- Born: 1 March 1950 (age 76) Denmark
- Education: University of Copenhagen
- Known for: Research into the effects of toxic chemicals on the health of children
- Scientific career
- Fields: Environmental health
- Workplaces: University of Southern Denmark Harvard School of Public Health
- Thesis: Widening perspectives of lead toxicity (1979)

= Philippe Grandjean (professor) =

Danish scientist

Philippe Grandjean (born 1 March 1950) is a Danish scientist working in environmental medicine. He is the head of the Environmental Medicine Research Unit at the University of Southern Denmark and adjunct professor of environmental health at the Harvard School of Public Health. Grandjean is also co-founder and co-editor-in-chief of the journal Environmental Health, and consultant for the National Board of Health in Denmark. He is known for his research into the developmental toxicity and adverse effects of certain environmental chemicals to which children are commonly exposed.

==Life, education and career==
Born in Denmark in 1950, his interest in environmental toxins began as a teenager watching birds and realizing that they were threatened by pesticides. Grandjean obtained his MD in environmental medicine from the University of Copenhagen in 1974 and his PhD in 1979. He began his career conducting field work into mercury poisoning and Minamata disease after seeing a woman with the disease on TV in 1972. This experience led him to spend his career researching neurotoxic substances. Since 1982, Grandjean has been a professor at the University of Southern Denmark and today he also heads their Environmental Medicine Research Unit. From 1994 to 2002 he was adjunct professor at Boston University and since 2003 he has been adjunct professor at Harvard School of Public Health. In 2002, he co-founded the journal Environmental Health and today he is the co-editor-in-chief, along with David Ozonoff of Boston University School of Public Health.
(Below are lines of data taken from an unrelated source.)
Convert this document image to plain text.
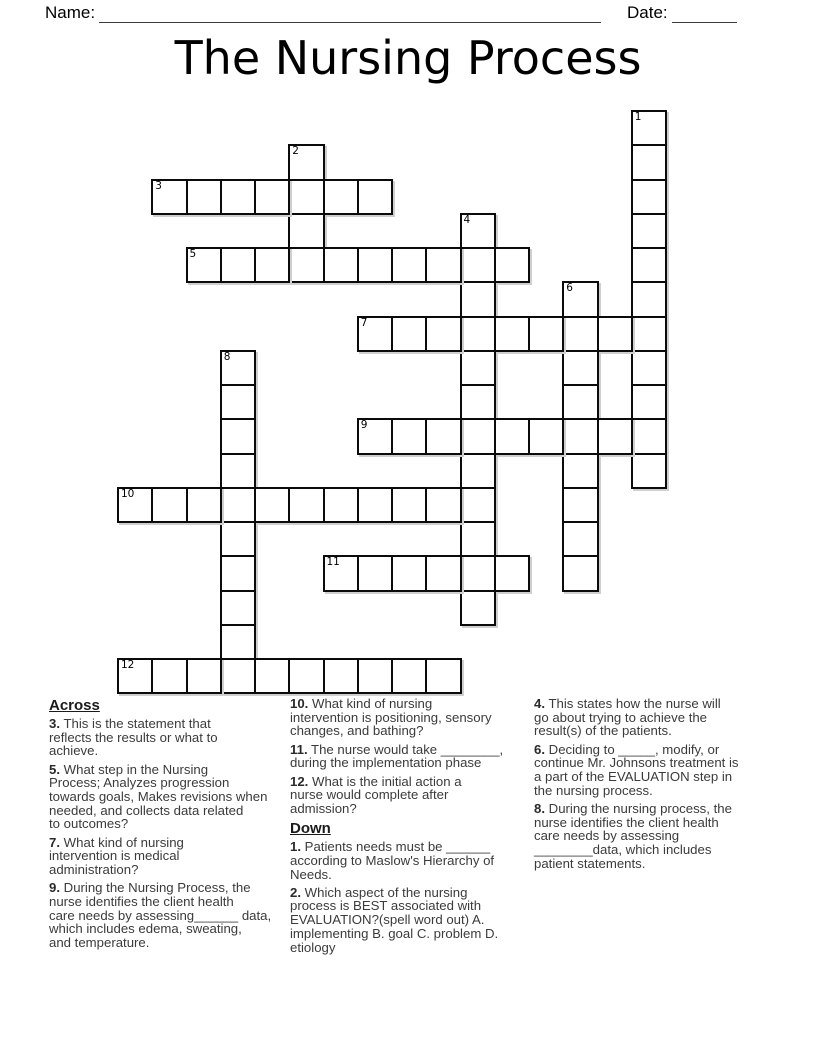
Name:	Date:
The Nursing Process
1
2
3
4
5
6
7
8
9
10
11
12
Across
3. This is the statement that
reflects the results or what to
achieve.
5. What step in the Nursing
Process; Analyzes progression
towards goals, Makes revisions when
needed, and collects data related
to outcomes?
7. What kind of nursing
intervention is medical
administration?
9. During the Nursing Process, the
nurse identifies the client health
care needs by assessing______ data,
which includes edema, sweating,
and temperature.
10. What kind of nursing
intervention is positioning, sensory
changes, and bathing?
11. The nurse would take ________,
during the implementation phase
12. What is the initial action a
nurse would complete after
admission?
Down
1. Patients needs must be ______
according to Maslow's Hierarchy of
Needs.
2. Which aspect of the nursing
process is BEST associated with
EVALUATION?(spell word out) A.
implementing B. goal C. problem D.
etiology
4. This states how the nurse will
go about trying to achieve the
result(s) of the patients.
6. Deciding to _____, modify, or
continue Mr. Johnsons treatment is
a part of the EVALUATION step in
the nursing process.
8. During the nursing process, the
nurse identifies the client health
care needs by assessing
________data, which includes
patient statements.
Grandjean has authored more than 500 scientific publications and his book Only One Chance: How Environmental Pollution Impairs Brain Development – and How to Protect the Brains of the Next Generation (Danish edition: Kemi på hjernen – går ud over enhver forstand) was published by Oxford University Press in 2013 (ISBN 978-0199985388).

He also features in webinars in the EU Commission Directorate General SANTE & Food.

==Research==
Grandjean is known for conducting considerable research into the health effects of mercury in fish, and has spoken out for the maximum levels allowed by the EPA to be lowered by 50%.

Together with Philip Landrigan, Grandjean wrote about chemicals, including certain fluorinated compounds such as PFAS, certain heavy metals, DDT, PCB and toluene, found in the environment that they described as harmful to the neurodevelopment of children and fetuses. Landrigan and Grandjean proposed the implementation of a global prevention strategy to reduce children's exposure to such chemicals, and encouraged lawmakers not to assume that untested chemicals were "safe to brain development."